For some reason, I decided that watching House of Cards would be a great way to escape the horrifying news cycle we’re in. Oh, 2017!
House of Cards, like Breaking Bad or Mad Men, tells the story of an anti-hero, which is someone who “lives in a universe with a much more cynical [and] ambiguous moral code.” Pretty much the complete opposite of Captain America or Superman.
More specifically, Frank Underwood is an unscrupulous anti-hero. He justifies his dubious actions by pointing to the more sinister behaviour of people surrounding him. He’s bad with a purpose.

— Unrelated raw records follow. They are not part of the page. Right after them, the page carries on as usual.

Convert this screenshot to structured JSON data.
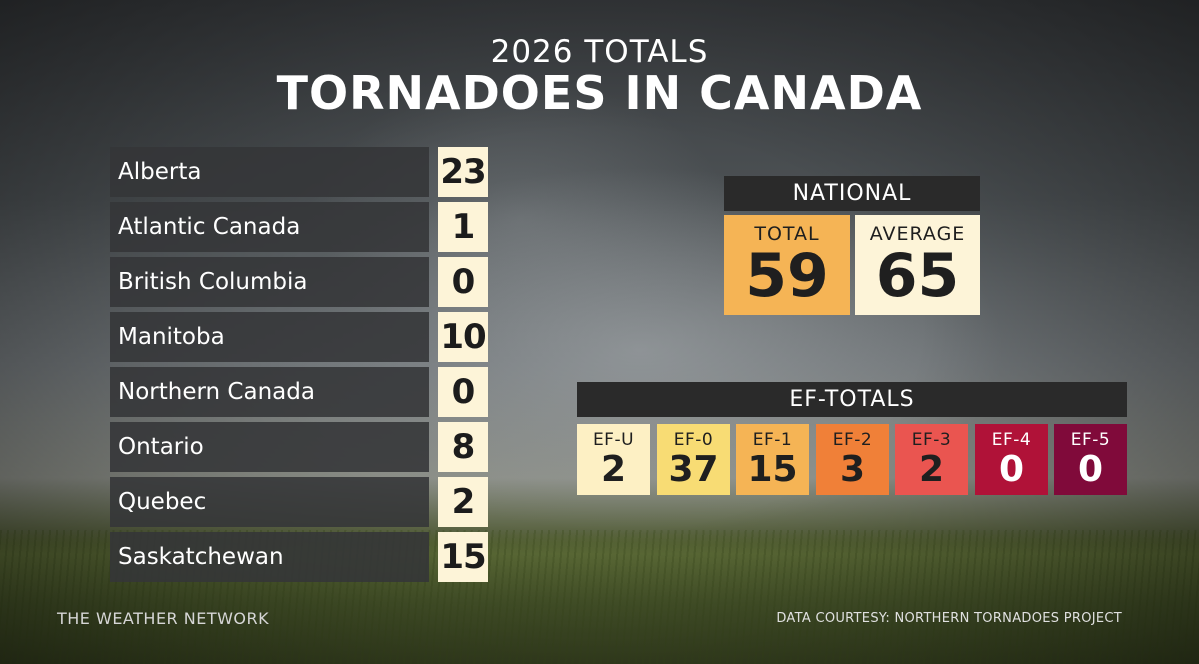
{
  "header": {
    "subtitle": "2026 TOTALS",
    "title": "TORNADOES IN CANADA"
  },
  "provinces": [
    {
      "name": "Alberta",
      "value": "23"
    },
    {
      "name": "Atlantic Canada",
      "value": "1"
    },
    {
      "name": "British Columbia",
      "value": "0"
    },
    {
      "name": "Manitoba",
      "value": "10"
    },
    {
      "name": "Northern Canada",
      "value": "0"
    },
    {
      "name": "Ontario",
      "value": "8"
    },
    {
      "name": "Quebec",
      "value": "2"
    },
    {
      "name": "Saskatchewan",
      "value": "15"
    }
  ],
  "national": {
    "heading": "NATIONAL",
    "total_label": "TOTAL",
    "total_value": "59",
    "average_label": "AVERAGE",
    "average_value": "65"
  },
  "ef_totals": {
    "heading": "EF-TOTALS",
    "items": [
      {
        "label": "EF-U",
        "value": "2",
        "bg": "#fdf0c4",
        "fg": "#1f1f1f"
      },
      {
        "label": "EF-0",
        "value": "37",
        "bg": "#f8dc74",
        "fg": "#1f1f1f"
      },
      {
        "label": "EF-1",
        "value": "15",
        "bg": "#f5b455",
        "fg": "#1f1f1f"
      },
      {
        "label": "EF-2",
        "value": "3",
        "bg": "#f08038",
        "fg": "#1f1f1f"
      },
      {
        "label": "EF-3",
        "value": "2",
        "bg": "#ea5550",
        "fg": "#1f1f1f"
      },
      {
        "label": "EF-4",
        "value": "0",
        "bg": "#b01238",
        "fg": "#ffffff"
      },
      {
        "label": "EF-5",
        "value": "0",
        "bg": "#800a3a",
        "fg": "#ffffff"
      }
    ]
  },
  "footer": {
    "left": "THE WEATHER NETWORK",
    "right": "DATA COURTESY: NORTHERN TORNADOES PROJECT"
  }
}
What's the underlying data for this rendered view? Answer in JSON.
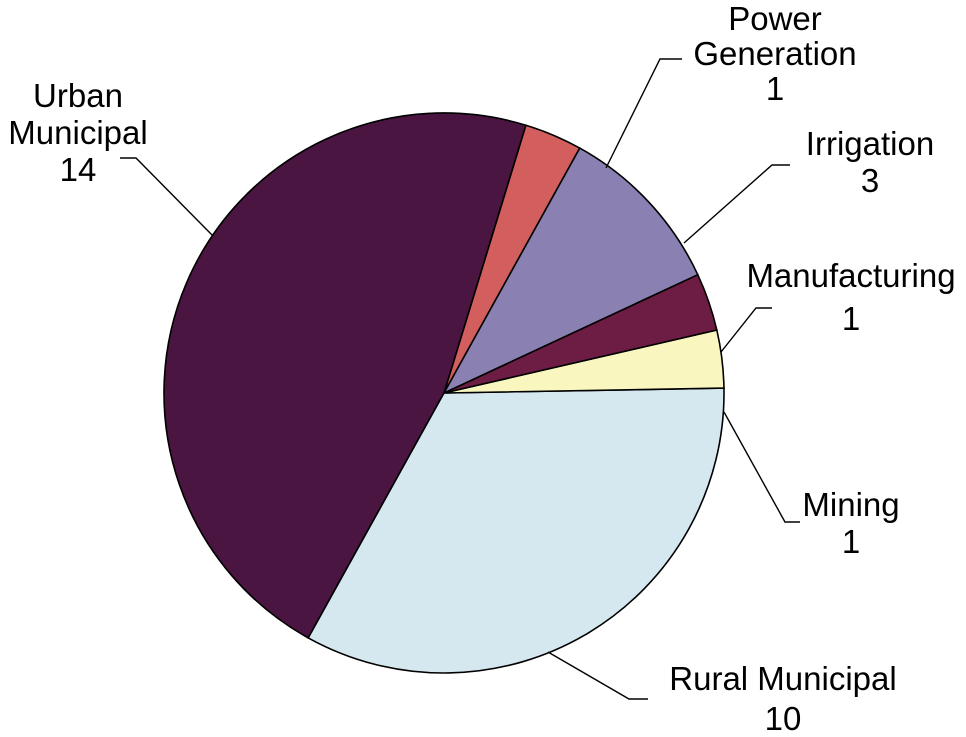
{
  "chart_data": {
    "type": "pie",
    "title": "",
    "start_angle_deg": 61,
    "direction": "counterclockwise",
    "slices": [
      {
        "label": "Power Generation",
        "value": 1,
        "color": "#d25e5e"
      },
      {
        "label": "Urban Municipal",
        "value": 14,
        "color": "#4a1540"
      },
      {
        "label": "Rural Municipal",
        "value": 10,
        "color": "#d5e8f0"
      },
      {
        "label": "Mining",
        "value": 1,
        "color": "#faf6bf"
      },
      {
        "label": "Manufacturing",
        "value": 1,
        "color": "#6d1c44"
      },
      {
        "label": "Irrigation",
        "value": 3,
        "color": "#8a80b2"
      }
    ]
  }
}
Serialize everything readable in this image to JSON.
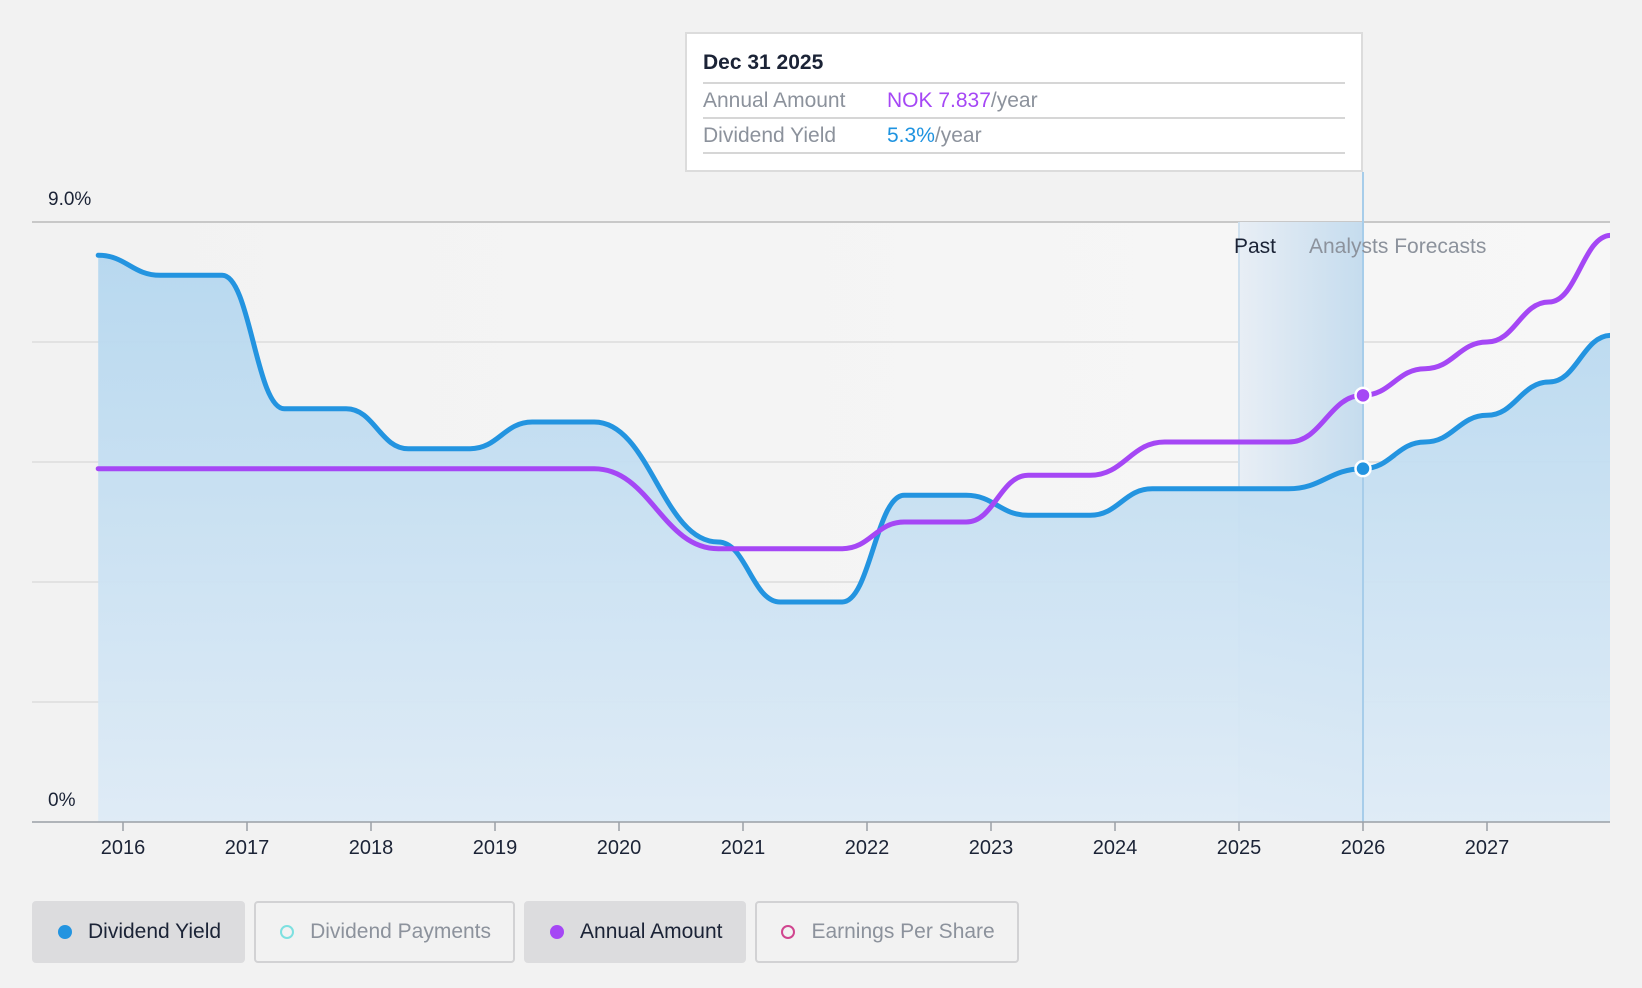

Here’s what happened in the first half of the pilot:
- Frank Underwood finds a dog that has recently been hit by a car and, in a chilling moment, he kills the dog to put it out of its “useless pain.”
- Frank doesn’t get the coveted Secretary of State role he was promised, but that’s no problem because him and his wife Claire plot their revenge by breaking expensive-looking glass, staying up all night and speaking in dulcet tones.
- Frank agrees to help the incoming Secretary of Education draft a comprehensive education reform bill within the first 100 days.
Here are my predictions:
- Frank kills the guy that was going to be Secretary of State – FALSE. Seeing Frank enter the theatre and play a first-person shooter game gave me some serious Abe Lincoln vibes. I guess he’s not that bad.
- Claire starts a corrupt business dealing that hurts people in need– NOT YET. However, she does approve a measure that would mean firing half of the staff at her charity. Seems kind of shady.
- Nicholas Cage pops in and steals the declaration of independence – FALSE. But a guy can dream, right?
- Things I did predict accurately: Zoey gets leverage over Frank; Frank blackmails a fellow congress person (Peter).
House of Cards is definitely the most interesting show I’ve watched so far for this blog. Can’t wait to see how the rest of the show turns out!
TV Tuttle rates House of Cards 4.5/5 vengeful racks of ribs.